‘Trail Magic’ along the Pacific Crest Trail
Ben Benjamin enjoys seeing people smile.
And the smiles are abundant when Benjamin, relaxing under the shade of trees while seated in a lawn chair, greets surprised visitors.
The passersby may be taken off-guard when they see Benjamin, but the smiles form when he offers them free chilled sodas from an ice chest.
“I love the fact it’s a surprise,” Benjamin smiled.
It’s a surprise because the gift of a cold drink comes along a Southern Oregon section of the Pacific Crest Trail, which begins at the Mexico-California and ends 2,653 miles later where Washington meets Canada. For the past several years, Benjamin and his friends Mark Sherbow and Dick Barbara have taken turns performing “Trail Magic” from their spot along the PCT.
Two years ago, the trio handed out 2,233 cans of soda in a single season. Thru hikers, those attempting to backpack the entire PCT, typically begin reaching Southern Oregon in June, with numbers increasing in July and August before declining in September. Because of the distance and logistics, it frequently takes five months to go the entire distance, usually from south to north.

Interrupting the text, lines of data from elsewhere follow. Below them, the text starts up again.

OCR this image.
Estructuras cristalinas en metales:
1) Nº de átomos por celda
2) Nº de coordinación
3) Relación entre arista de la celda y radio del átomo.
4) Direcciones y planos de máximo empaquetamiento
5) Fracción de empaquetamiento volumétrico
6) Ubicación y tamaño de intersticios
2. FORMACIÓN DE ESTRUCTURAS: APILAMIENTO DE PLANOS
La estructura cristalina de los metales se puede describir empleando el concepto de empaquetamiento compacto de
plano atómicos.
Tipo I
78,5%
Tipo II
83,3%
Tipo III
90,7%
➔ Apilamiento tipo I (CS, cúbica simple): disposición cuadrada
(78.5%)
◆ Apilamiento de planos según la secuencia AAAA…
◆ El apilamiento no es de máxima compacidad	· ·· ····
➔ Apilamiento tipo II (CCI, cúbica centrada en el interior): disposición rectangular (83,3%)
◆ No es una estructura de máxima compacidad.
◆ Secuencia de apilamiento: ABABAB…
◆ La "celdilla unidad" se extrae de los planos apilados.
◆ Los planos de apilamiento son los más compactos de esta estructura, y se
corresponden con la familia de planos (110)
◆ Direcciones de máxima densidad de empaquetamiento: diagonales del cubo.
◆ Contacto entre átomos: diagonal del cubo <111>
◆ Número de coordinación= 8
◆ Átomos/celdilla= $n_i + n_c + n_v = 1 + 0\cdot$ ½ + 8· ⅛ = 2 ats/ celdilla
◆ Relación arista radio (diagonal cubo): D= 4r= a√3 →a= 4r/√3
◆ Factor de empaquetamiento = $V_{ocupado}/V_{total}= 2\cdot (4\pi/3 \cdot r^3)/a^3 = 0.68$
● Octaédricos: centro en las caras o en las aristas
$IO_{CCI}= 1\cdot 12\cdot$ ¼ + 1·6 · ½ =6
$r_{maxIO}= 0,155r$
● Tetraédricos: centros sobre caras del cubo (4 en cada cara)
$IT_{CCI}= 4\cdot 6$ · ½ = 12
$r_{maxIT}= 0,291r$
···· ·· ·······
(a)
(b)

Many days about 30 surprised PCTers experience Trail Magic at the soda stop. Benjamin said he and his Magic partners have been seeing upwards of 80 thru hikers a day in recent weeks. The numbers are higher than usual because most hikers are having to bypass large sections of the PCT closed because of closures from raging forest fires, including the still uncontrolled Dixie fire.
The place where Benjamin, Sherbow and Barbara perform their Trail Magic is in a grove of trees, a welcome rest stop after a steady two-mile uphill. Because chairs have been stolen in previous years — and because they want hikers to be surprised — Benjamin requested their Trail Magic location be described as between far Northern California’s Seiad Valley and Ashland.
“A big bubble of hikers come through Ashland,” says Benjamin, noting that many hikers end a long day’s trek at Callahan’s Mountain Resort, a restaurant-resort near where the PCT crosses Interstate 5. Some stay, while other find rides to Ashland. Earlier that day, Benjamin had given three PCTers rides from Ashland back to Callahan’s.
While on a day hike that included a portion of the PCT, friends and I were surprised by the number of thru-hikers. While we mostly exchanged only quick greetings along the trail, at the “Trail Magic” soda stop several hikers, seated in the shade and contently slurping cool drinks, said they hoped to hitch rides to Ashland to resupply, wash clothes, shower and eat “real food.” Benjamin said various apps such as Guthook, provide detailed information about the PCT, including people willing to host hikers in Ashland and shuttle them back to resume their treks.
“Trail angels,” who provide food, water and other items for thru-hikers, are scattered along segments of the PCT. During our hike, near a road crossing/trailhead, were large jugs of water and packets of raisins. In the Lake of the Woods area, a Klamath Falls woman frequently spends days handing out fruits, sweets and other treats.
For Benjamin, Trail Magic is a way of encouraging hikers. Although he no longer runs extreme distances, the 74-year-old has completed 21 100-mile races. Barbara knows firsthand how much thru-hikers appreciate trail angels because he has hiked the entire PCT.
“I admire their guts. It’s fun learning their stories and learning where they’re from,” says Benjamin, noting some thru-hikers enjoy brief breaks and the chance to chat with strangers. “I love hearing their trail names.”
Thru-hikers traditionally adopt trail names, unique nicknames such as “Mouse King,” “Sliced Beets,” “Beer Man,” and “Cindy Loo Hoo.” Benjamin has earned the moniker “The Inquisitor,” “because I ask them so many questions.”
Without question, Benjamin says, he, Sherbow and Barbara enjoy creating “Trail Magic.”
“It gives them a chance to relax,” Benjamin says of the trail-side soda stop. “We love helping the hikers, helping them to achieve their goal.”